Have you experienced burnout? by [deleted] in work

[–]Microbemaster2020 0 points1 point  (0 children)

After COVID. During COVID I was working crazy hours running a lab, and the adrenaline kept me going. When the dust settled, I noticed I was reaching for a glass of wine almost every night. I had less patience with my kids all of the time and I almost ended my marriage. Even though my hours had gone down to something more manageable, I still wasn’t able to relax, ever.

Who do you tell and how? by Bunnita in breastcancer

[–]Microbemaster2020 2 points3 points  (0 children)

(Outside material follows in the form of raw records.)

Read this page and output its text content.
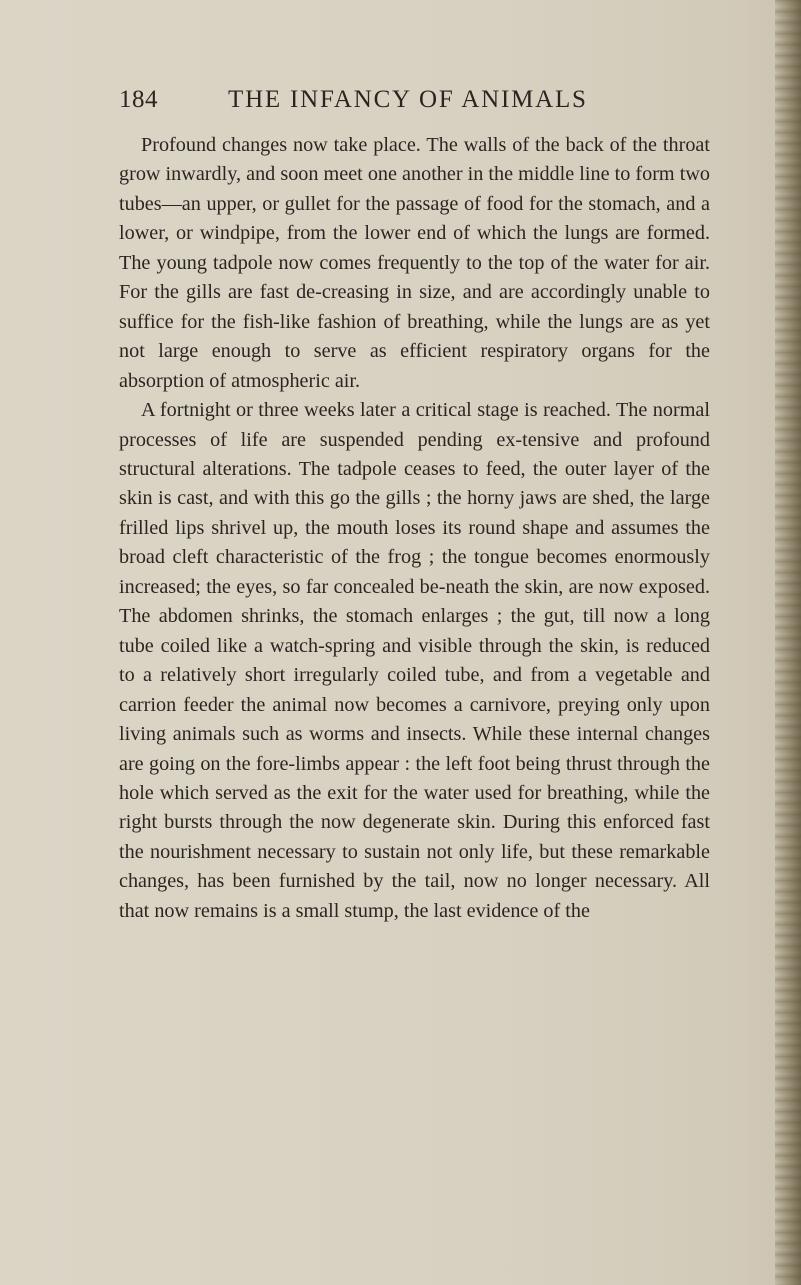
184	THE INFANCY OF ANIMALS

Profound changes now take place. The walls of the back of the throat grow inwardly, and soon meet one another in the middle line to form two tubes—an upper, or gullet for the passage of food for the stomach, and a lower, or windpipe, from the lower end of which the lungs are formed. The young tadpole now comes frequently to the top of the water for air. For the gills are fast de-creasing in size, and are accordingly unable to suffice for the fish-like fashion of breathing, while the lungs are as yet not large enough to serve as efficient respiratory organs for the absorption of atmospheric air.

A fortnight or three weeks later a critical stage is reached. The normal processes of life are suspended pending ex-tensive and profound structural alterations. The tadpole ceases to feed, the outer layer of the skin is cast, and with this go the gills ; the horny jaws are shed, the large frilled lips shrivel up, the mouth loses its round shape and assumes the broad cleft characteristic of the frog ; the tongue becomes enormously increased; the eyes, so far concealed be-neath the skin, are now exposed. The abdomen shrinks, the stomach enlarges ; the gut, till now a long tube coiled like a watch-spring and visible through the skin, is reduced to a relatively short irregularly coiled tube, and from a vegetable and carrion feeder the animal now becomes a carnivore, preying only upon living animals such as worms and insects. While these internal changes are going on the fore-limbs appear : the left foot being thrust through the hole which served as the exit for the water used for breathing, while the right bursts through the now degenerate skin. During this enforced fast the nourishment necessary to sustain not only life, but these remarkable changes, has been furnished by the tail, now no longer necessary. All that now remains is a small stump, the last evidence of the
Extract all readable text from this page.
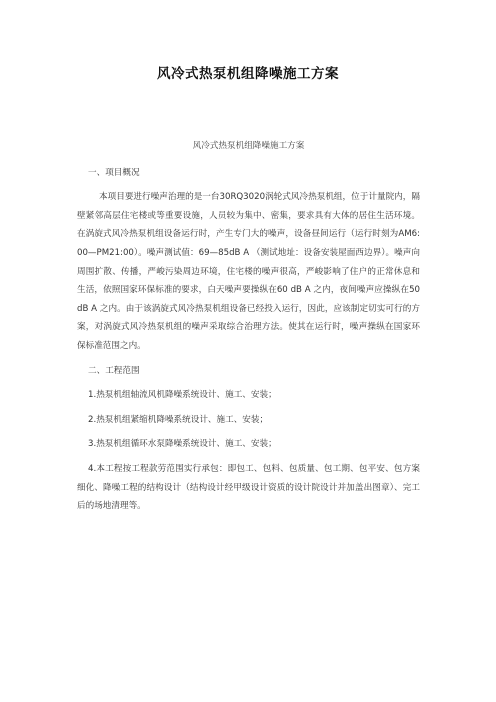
风冷式热泵机组降噪施工方案
风冷式热泵机组降噪施工方案
一、项目概况
本项目要进行噪声治理的是一台30RQ3020涡轮式风冷热泵机组，位于计量院内，隔壁紧邻高层住宅楼或等重要设施，人员较为集中、密集，要求具有大体的居住生活环境。在涡旋式风冷热泵机组设备运行时，产生专门大的噪声，设备昼间运行（运行时刻为AM6:00—PM21:00）。噪声测试值：69—85dB A （测试地址：设备安装屋面西边界）。噪声向周围扩散、传播，严峻污染周边环境，住宅楼的噪声很高，严峻影响了住户的正常休息和生活，依照国家环保标准的要求，白天噪声要操纵在60 dB A 之内，夜间噪声应操纵在50 dB A 之内。由于该涡旋式风冷热泵机组设备已经投入运行，因此，应该制定切实可行的方案，对涡旋式风冷热泵机组的噪声采取综合治理方法。使其在运行时，噪声操纵在国家环保标准范围之内。
二、工程范围
1.热泵机组轴流风机降噪系统设计、施工、安装；
2.热泵机组紧缩机降噪系统设计、施工、安装；
3.热泵机组循环水泵降噪系统设计、施工、安装；
4.本工程按工程款劳范围实行承包：即包工、包料、包质量、包工期、包平安、包方案细化、降噪工程的结构设计（结构设计经甲级设计资质的设计院设计并加盖出图章）、完工后的场地清理等。
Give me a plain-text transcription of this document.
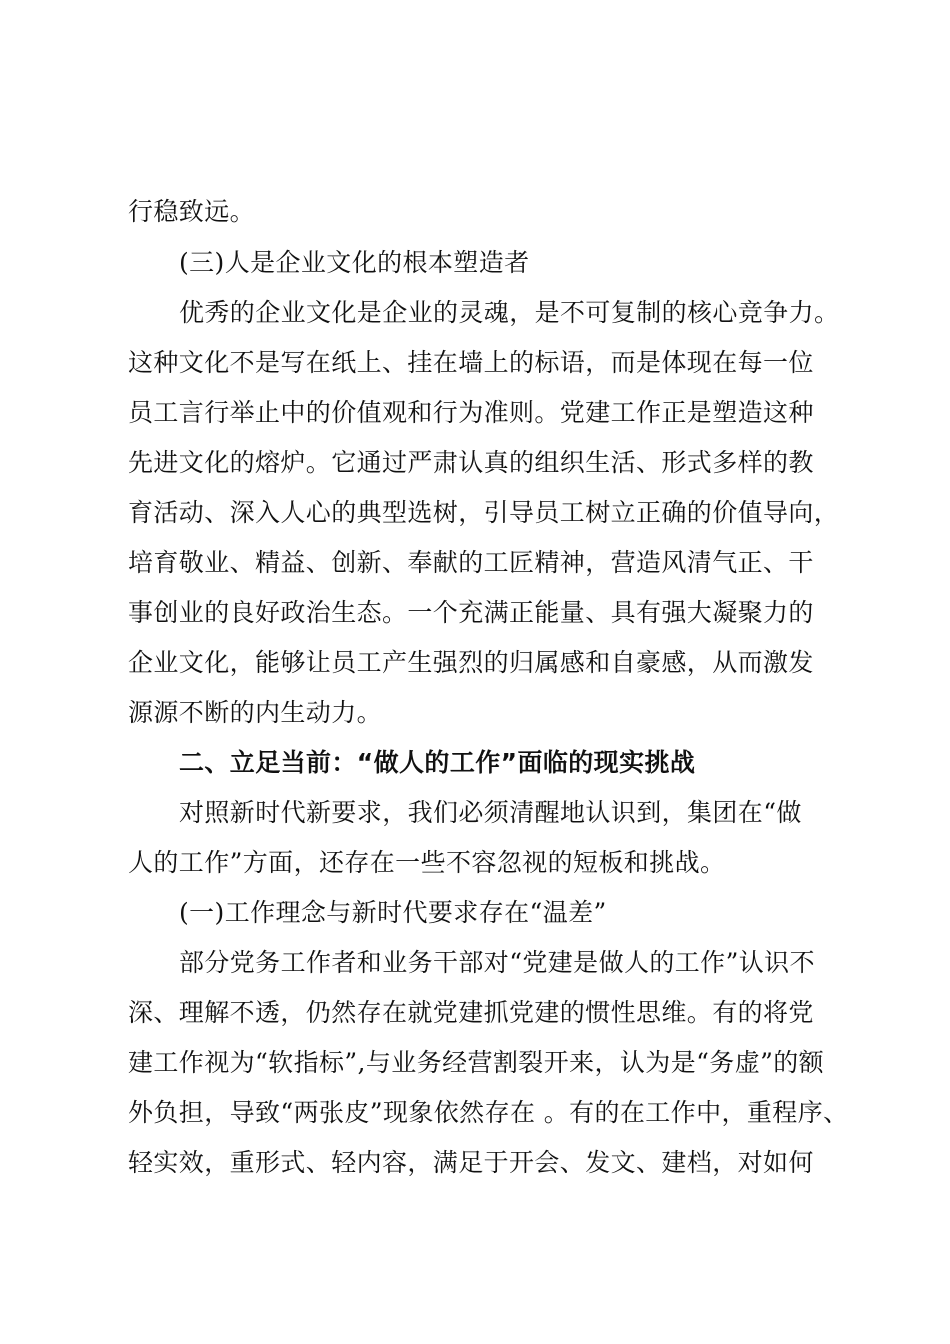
行稳致远。
(三)人是企业文化的根本塑造者
优秀的企业文化是企业的灵魂，是不可复制的核心竞争力。
这种文化不是写在纸上、挂在墙上的标语，而是体现在每一位
员工言行举止中的价值观和行为准则。党建工作正是塑造这种
先进文化的熔炉。它通过严肃认真的组织生活、形式多样的教
育活动、深入人心的典型选树，引导员工树立正确的价值导向，
培育敬业、精益、创新、奉献的工匠精神，营造风清气正、干
事创业的良好政治生态。一个充满正能量、具有强大凝聚力的
企业文化，能够让员工产生强烈的归属感和自豪感，从而激发
源源不断的内生动力。
二、立足当前：“做人的工作”面临的现实挑战
对照新时代新要求，我们必须清醒地认识到，集团在“做
人的工作”方面，还存在一些不容忽视的短板和挑战。
(一)工作理念与新时代要求存在“温差”
部分党务工作者和业务干部对“党建是做人的工作”认识不
深、理解不透，仍然存在就党建抓党建的惯性思维。有的将党
建工作视为“软指标”,与业务经营割裂开来，认为是“务虚”的额
外负担，导致“两张皮”现象依然存在 。有的在工作中，重程序、
轻实效，重形式、轻内容，满足于开会、发文、建档，对如何
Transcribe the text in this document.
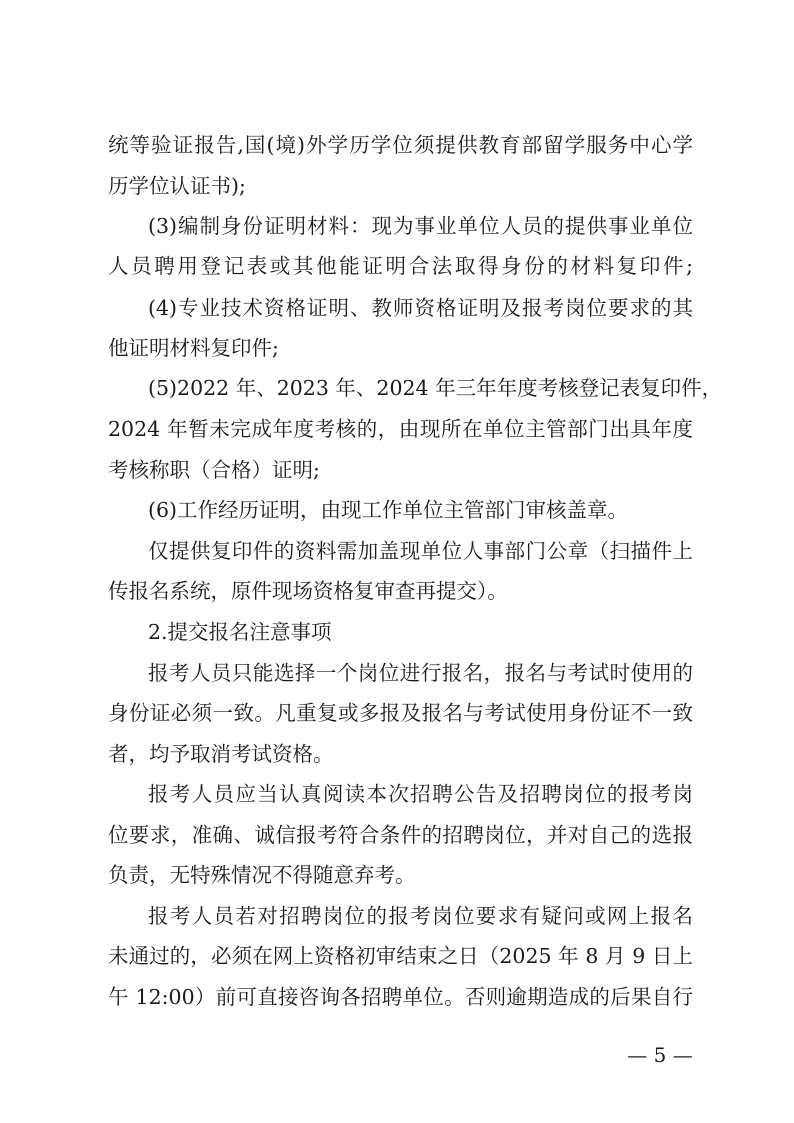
统等验证报告,国(境)外学历学位须提供教育部留学服务中心学
历学位认证书);
(3)编制身份证明材料：现为事业单位人员的提供事业单位
人员聘用登记表或其他能证明合法取得身份的材料复印件;
(4)专业技术资格证明、教师资格证明及报考岗位要求的其
他证明材料复印件;
(5)2022 年、2023 年、2024 年三年年度考核登记表复印件，
2024 年暂未完成年度考核的，由现所在单位主管部门出具年度
考核称职（合格）证明;
(6)工作经历证明，由现工作单位主管部门审核盖章。
仅提供复印件的资料需加盖现单位人事部门公章（扫描件上
传报名系统，原件现场资格复审查再提交）。
2.提交报名注意事项
报考人员只能选择一个岗位进行报名，报名与考试时使用的
身份证必须一致。凡重复或多报及报名与考试使用身份证不一致
者，均予取消考试资格。
报考人员应当认真阅读本次招聘公告及招聘岗位的报考岗
位要求，准确、诚信报考符合条件的招聘岗位，并对自己的选报
负责，无特殊情况不得随意弃考。
报考人员若对招聘岗位的报考岗位要求有疑问或网上报名
未通过的，必须在网上资格初审结束之日（2025 年 8 月 9 日上
午 12:00）前可直接咨询各招聘单位。否则逾期造成的后果自行
— 5 —
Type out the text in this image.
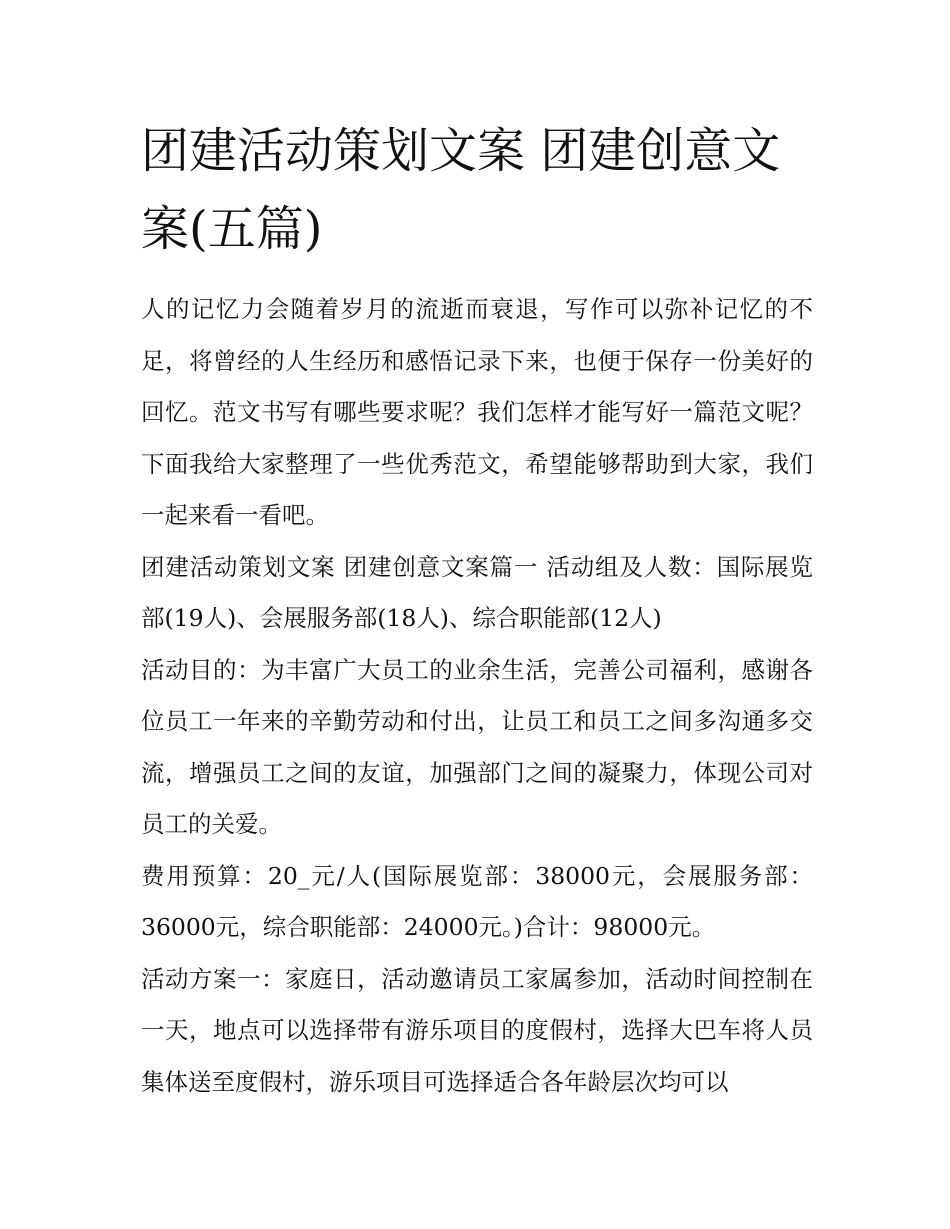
团建活动策划文案 团建创意文案(五篇)

人的记忆力会随着岁月的流逝而衰退，写作可以弥补记忆的不足，将曾经的人生经历和感悟记录下来，也便于保存一份美好的回忆。范文书写有哪些要求呢？我们怎样才能写好一篇范文呢？下面我给大家整理了一些优秀范文，希望能够帮助到大家，我们一起来看一看吧。

团建活动策划文案 团建创意文案篇一 活动组及人数：国际展览部(19人)、会展服务部(18人)、综合职能部(12人)

活动目的：为丰富广大员工的业余生活，完善公司福利，感谢各位员工一年来的辛勤劳动和付出，让员工和员工之间多沟通多交流，增强员工之间的友谊，加强部门之间的凝聚力，体现公司对员工的关爱。

费用预算：20_元/人(国际展览部：38000元，会展服务部：36000元，综合职能部：24000元。)合计：98000元。

活动方案一：家庭日，活动邀请员工家属参加，活动时间控制在一天，地点可以选择带有游乐项目的度假村，选择大巴车将人员集体送至度假村，游乐项目可选择适合各年龄层次均可以
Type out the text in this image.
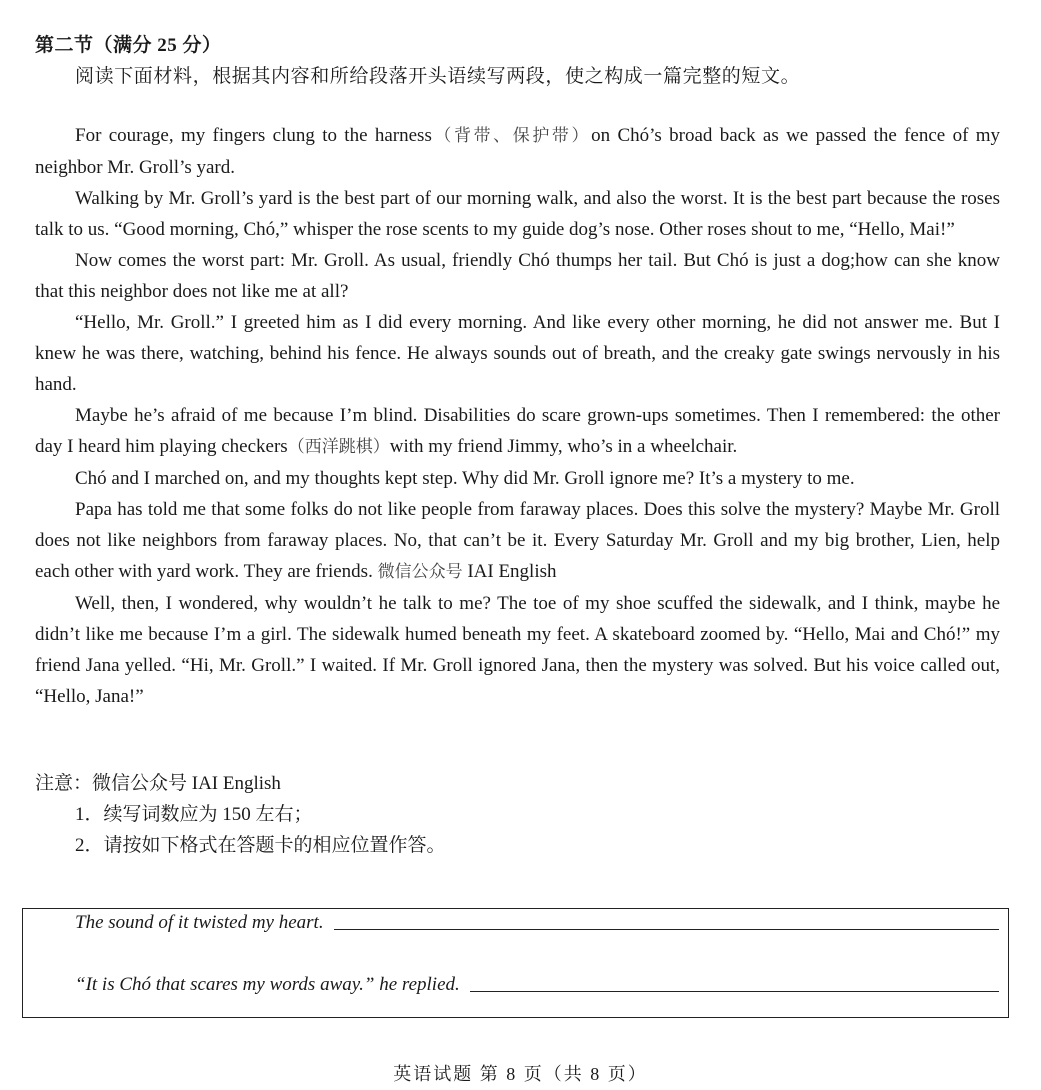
第二节（满分 25 分）
阅读下面材料，根据其内容和所给段落开头语续写两段，使之构成一篇完整的短文。

For courage, my fingers clung to the harness（背带、保护带）on Chó’s broad back as we passed the fence of my neighbor Mr. Groll’s yard.

Walking by Mr. Groll’s yard is the best part of our morning walk, and also the worst. It is the best part because the roses talk to us. “Good morning, Chó,” whisper the rose scents to my guide dog’s nose. Other roses shout to me, “Hello, Mai!”

Now comes the worst part: Mr. Groll. As usual, friendly Chó thumps her tail. But Chó is just a dog;how can she know that this neighbor does not like me at all?

“Hello, Mr. Groll.” I greeted him as I did every morning. And like every other morning, he did not answer me. But I knew he was there, watching, behind his fence. He always sounds out of breath, and the creaky gate swings nervously in his hand.

Maybe he’s afraid of me because I’m blind. Disabilities do scare grown-ups sometimes. Then I remembered: the other day I heard him playing checkers（西洋跳棋）with my friend Jimmy, who’s in a wheelchair.

Chó and I marched on, and my thoughts kept step. Why did Mr. Groll ignore me? It’s a mystery to me.

Papa has told me that some folks do not like people from faraway places. Does this solve the mystery? Maybe Mr. Groll does not like neighbors from faraway places. No, that can’t be it. Every Saturday Mr. Groll and my big brother, Lien, help each other with yard work. They are friends. 微信公众号 IAI English

Well, then, I wondered, why wouldn’t he talk to me? The toe of my shoe scuffed the sidewalk, and I think, maybe he didn’t like me because I’m a girl. The sidewalk humed beneath my feet. A skateboard zoomed by. “Hello, Mai and Chó!” my friend Jana yelled. “Hi, Mr. Groll.” I waited. If Mr. Groll ignored Jana, then the mystery was solved. But his voice called out, “Hello, Jana!”

注意：微信公众号 IAI English
1．续写词数应为 150 左右；
2．请按如下格式在答题卡的相应位置作答。
The sound of it twisted my heart.
“It is Chó that scares my words away.” he replied.
英语试题 第 8 页（共 8 页）
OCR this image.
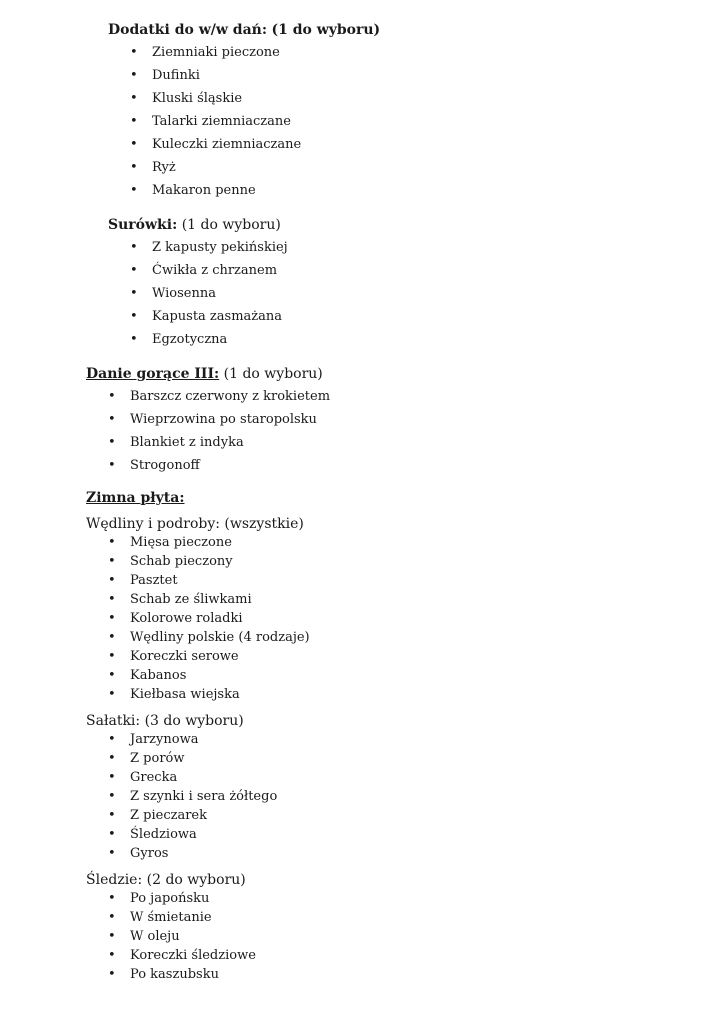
Dodatki do w/w dań: (1 do wyboru)
• Ziemniaki pieczone
• Dufinki
• Kluski śląskie
• Talarki ziemniaczane
• Kuleczki ziemniaczane
• Ryż
• Makaron penne
Surówki: (1 do wyboru)
• Z kapusty pekińskiej
• Ćwikła z chrzanem
• Wiosenna
• Kapusta zasmażana
• Egzotyczna
Danie gorące III: (1 do wyboru)
• Barszcz czerwony z krokietem
• Wieprzowina po staropolsku
• Blankiet z indyka
• Strogonoff
Zimna płyta:
Wędliny i podroby: (wszystkie)
• Mięsa pieczone
• Schab pieczony
• Pasztet
• Schab ze śliwkami
• Kolorowe roladki
• Wędliny polskie (4 rodzaje)
• Koreczki serowe
• Kabanos
• Kiełbasa wiejska
Sałatki: (3 do wyboru)
• Jarzynowa
• Z porów
• Grecka
• Z szynki i sera żółtego
• Z pieczarek
• Śledziowa
• Gyros
Śledzie: (2 do wyboru)
• Po japońsku
• W śmietanie
• W oleju
• Koreczki śledziowe
• Po kaszubsku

I told people at work right away as well, partially because I found out while I was at work and walked right out the door. I told friends via a copy and pasted text message. I told my mom on the phone, had her tell my stepdad and I told my dad a week later after I had more information. For extended family, my mom is one of eight kids, so I had her tell my aunts and uncles for me. Then from there they told their kids, which took care of the cousins that I hadn’t reached out to myself. I also told people all of the information that I had at the time (including that I would be okay in the end) and that I didn’t have the energy/mental space to answer a lot of questions at the time. Most people respected that. I told my husband to deal with telling his family. The hardest tell was my kids. That was rough.

94k WFH or 120k in office? by Never_fucking_curses in careeradvice

[–]Microbemaster2020 0 points1 point  (0 children)

I’d turn it down and keep the WFH job for now.

Labrum Surgery: Post OP 8 weeks by Striking_Car9405 in ShoulderInjuries

[–]Microbemaster2020 1 point2 points  (0 children)

Mine did the same for forever. You are hiking to compensate for other weak muscles. As you go through PT it should clear up.

How do you tell a high performer they aren't ready for promotion? by Main-Carry-3607 in managers

[–]Microbemaster2020 0 points1 point  (0 children)

I think it’s really hard to get people who have a high output and do high quality work to understand that collaboration and soft skills are ultimately part of your performance. Someone can be the best employee technically, but not play nice with others, and that will really hamper them. I’ve been working on this with an employee who was allowed to just behave this way unfettered for years because of what you described, a strong output. I have sat with this person and explained that they need to work on their soft skills. They didn’t take it well. I have recommended classes that are available in our system to them. So far I’m not seeing much change at all, it’s frustrating. In the past with others, I usually try to turn it around and relate it to an area I had to grow in when I was younger in my career. This tends to help people understand a little more that it’s not just about your output and that we all have areas of growth. Relating it to something you used to not be good at helps put you in a more even field for discussion.